As igrejas históricas compõem a paisagem de Pitangui. A Igreja do Senhor Bom Jesus é a mais antiga do perímetro urbano, construída em 1748, guardando uma riqueza arquitetônica e religiosa inestimável. Na praça Getúlio Vargas, também conhecida como Largo da Matriz, a Igreja de Nossa Senhora do Pilar se destaca. É a quarta matriz erguida no local e substituiu a antiga que foi destruída por um incêndio anos atrás. Nas escadarias em frente à Matriz estão sepultados os restos mortais de Padre Belchior Pinheiro de Oliveira, figura emblemática na história de Pitangui e de Minas Gerais. Ele foi conselheiro pessoal de Dom Pedro I e confidente legal do imperador.
Outro ponto importante é o Instituto Histórico de Pitangui, que fica em um casarão imponente na região central da cidade. O local foi fundado em 1960 e é responsável pela salvaguarda do maior acervo bibliográfico do Centro-Oeste mineiro, com documentos datados desde o início do século XVIII.
Fazenda Ponte Alta, símbolo da história rural de Pitangui. O imóvel pertenceu a Maria Tangará, uma das mulheres mais emblemáticas da tradição local.
LUGAR QUE ENCANTA
Ao chegar a Pitangui não é difícil encontrar alguém que convide o visitante para um café e uma conversa sobre a história da cidade. Quem vive por lá costuma ser apaixonado pela herança que o passado deixou. “É uma cidade linda, com casarões históricos, igrejas centenárias. Uma cidade com características barrocas, com casas ao redor das igrejas, ladeiras e ruas íngremes e centenárias. E um povo acolhedor”, fala Maria José Valério, de 78 anos, nascida e criada em Pitangui.
Maria José foi professora, além de secretária de cultura e educação de Pitangui. Ela faz questão de destacar a importância de personagens marcantes da história da cidade. “Destaco nossas duas matriarcas, que é a Joaquina de Pompéu e a Maria Tangará. A fazenda da Joaquina estava dentro dos limites de Pitangui. Aqui temos muitos casos, temos o nosso folclore e muita coisa para contar e mostrar a quem nos visita”.

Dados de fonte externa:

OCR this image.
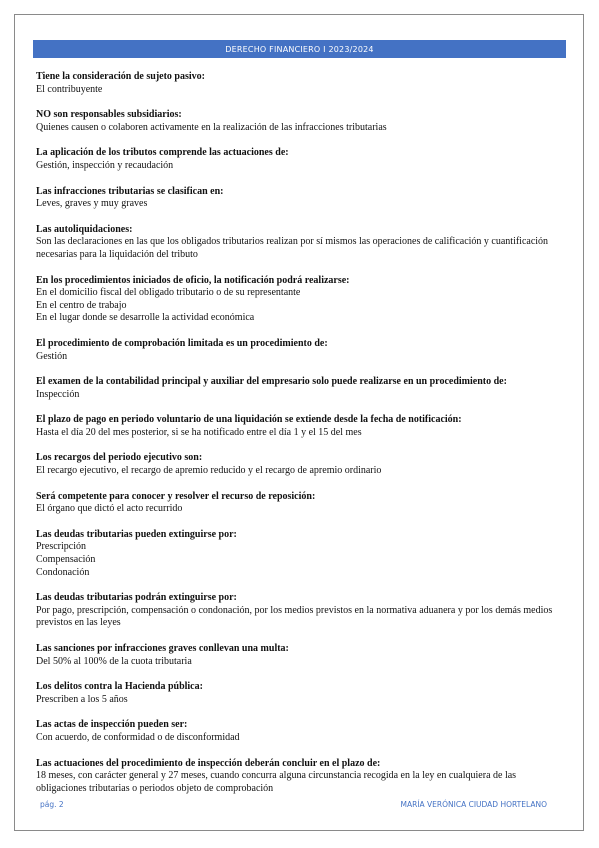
DERECHO FINANCIERO I 2023/2024
Tiene la consideración de sujeto pasivo:
El contribuyente
NO son responsables subsidiarios:
Quienes causen o colaboren activamente en la realización de las infracciones tributarias
La aplicación de los tributos comprende las actuaciones de:
Gestión, inspección y recaudación
Las infracciones tributarias se clasifican en:
Leves, graves y muy graves
Las autoliquidaciones:
Son las declaraciones en las que los obligados tributarios realizan por sí mismos las operaciones de calificación y cuantificación necesarias para la liquidación del tributo
En los procedimientos iniciados de oficio, la notificación podrá realizarse:
En el domicilio fiscal del obligado tributario o de su representante
En el centro de trabajo
En el lugar donde se desarrolle la actividad económica
El procedimiento de comprobación limitada es un procedimiento de:
Gestión
El examen de la contabilidad principal y auxiliar del empresario solo puede realizarse en un procedimiento de:
Inspección
El plazo de pago en periodo voluntario de una liquidación se extiende desde la fecha de notificación:
Hasta el día 20 del mes posterior, si se ha notificado entre el día 1 y el 15 del mes
Los recargos del periodo ejecutivo son:
El recargo ejecutivo, el recargo de apremio reducido y el recargo de apremio ordinario
Será competente para conocer y resolver el recurso de reposición:
El órgano que dictó el acto recurrido
Las deudas tributarias pueden extinguirse por:
Prescripción
Compensación
Condonación
Las deudas tributarias podrán extinguirse por:
Por pago, prescripción, compensación o condonación, por los medios previstos en la normativa aduanera y por los demás medios previstos en las leyes
Las sanciones por infracciones graves conllevan una multa:
Del 50% al 100% de la cuota tributaria
Los delitos contra la Hacienda pública:
Prescriben a los 5 años
Las actas de inspección pueden ser:
Con acuerdo, de conformidad o de disconformidad
Las actuaciones del procedimiento de inspección deberán concluir en el plazo de:
18 meses, con carácter general y 27 meses, cuando concurra alguna circunstancia recogida en la ley en cualquiera de las obligaciones tributarias o periodos objeto de comprobación
pág. 2	MARÍA VERÓNICA CIUDAD HORTELANO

Prefeita de Pitangui, Maria Lúcia Cardoso, durante passagem da Expedição promovida pelo Comitê ao município, em 2023.
Hoje, um dos maiores desafios de Pitangui é preservar o passado olhando para o futuro, cuidando do patrimônio histórico sem renunciar ao desenvolvimento da cidade. “Pitangui tem um compromisso profundo com suas raízes e com a natureza que nos cerca. Nosso desafio diário é equilibrar o respeito pela história de 310 anos, preservando casarões, igrejas e tradições culturais, com a necessidade de preparar a cidade para o futuro – e isso também significa proteger os córregos que cortam o município”, conta Maria Lúcia Cardoso, prefeita de Pitangui.

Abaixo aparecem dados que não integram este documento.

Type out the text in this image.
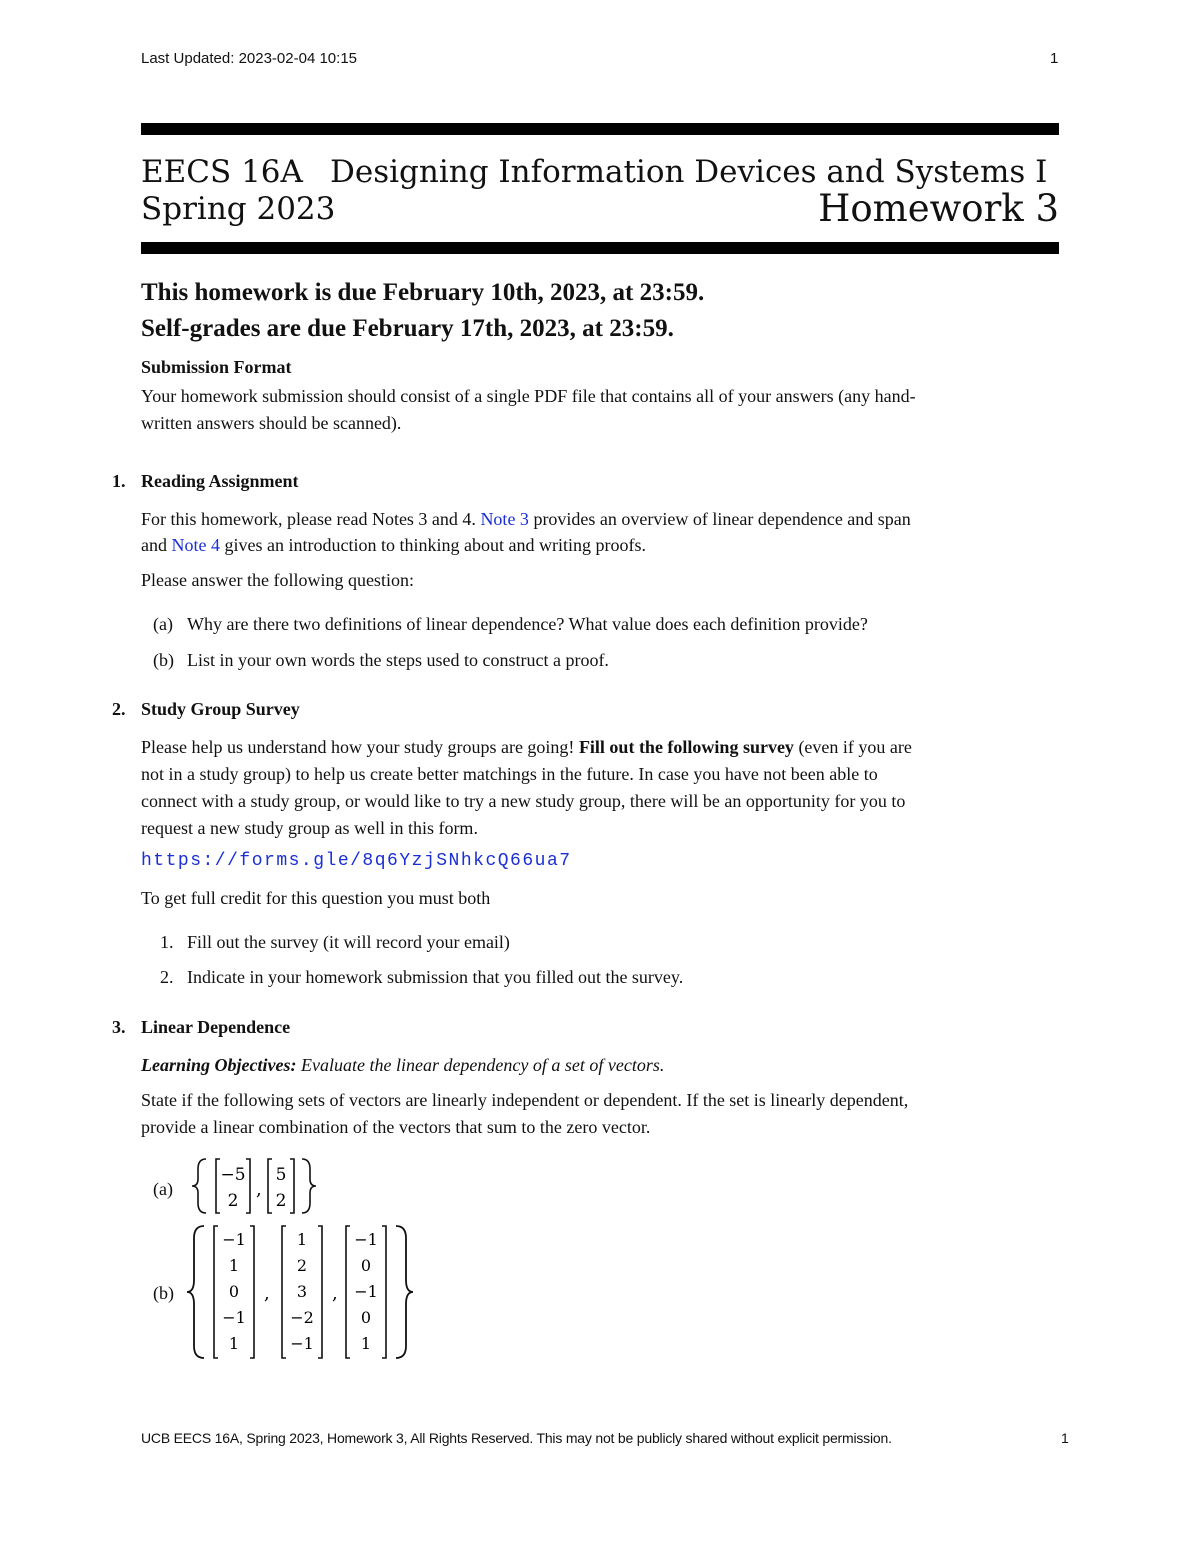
Last Updated: 2023-02-04 10:15	1
EECS 16A Designing Information Devices and Systems I
Spring 2023	Homework 3
This homework is due February 10th, 2023, at 23:59.
Self-grades are due February 17th, 2023, at 23:59.
Submission Format
Your homework submission should consist of a single PDF file that contains all of your answers (any hand-
written answers should be scanned).
1. Reading Assignment
For this homework, please read Notes 3 and 4. Note 3 provides an overview of linear dependence and span
and Note 4 gives an introduction to thinking about and writing proofs.
Please answer the following question:
(a) Why are there two definitions of linear dependence? What value does each definition provide?
(b) List in your own words the steps used to construct a proof.
2. Study Group Survey
Please help us understand how your study groups are going! Fill out the following survey (even if you are
not in a study group) to help us create better matchings in the future. In case you have not been able to
connect with a study group, or would like to try a new study group, there will be an opportunity for you to
request a new study group as well in this form.
https://forms.gle/8q6YzjSNhkcQ66ua7
To get full credit for this question you must both
1. Fill out the survey (it will record your email)
2. Indicate in your homework submission that you filled out the survey.
3. Linear Dependence
Learning Objectives: Evaluate the linear dependency of a set of vectors.
State if the following sets of vectors are linearly independent or dependent. If the set is linearly dependent,
provide a linear combination of the vectors that sum to the zero vector.
(a)
−5
2
,
5
2
(b)
−1
1
0
−1
1
,
1
2
3
−2
−1
,
−1
0
−1
0
1
UCB EECS 16A, Spring 2023, Homework 3, All Rights Reserved. This may not be publicly shared without explicit permission.	1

Ainda segundo ela, um passo importante foi a construção da primeira Estação de Tratamento de Esgoto (ETE) do município, que hoje atende cerca de 600 famílias e garante o tratamento de 80% do esgoto gerado. “Estamos ainda trabalhando em um projeto para extinguir o lixão da cidade e avançar em uma política de saneamento básico que leve o tratamento de esgoto a todo o município”, finaliza a prefeita.
Imagem de Nossa Senhora das Dores, ícone da fé pitanguiense, preservada após o incêndio que destruiu a antiga matriz em 1914. Hoje, é um símbolo de resistência e devoção da comunidade.
A imponente Matriz de Nossa Senhora do Pilar domina a paisagem do Largo da Matriz. Erguida após o incêndio da antiga igreja, mescla elementos neoclássicos e neogóticos em sua arquitetura.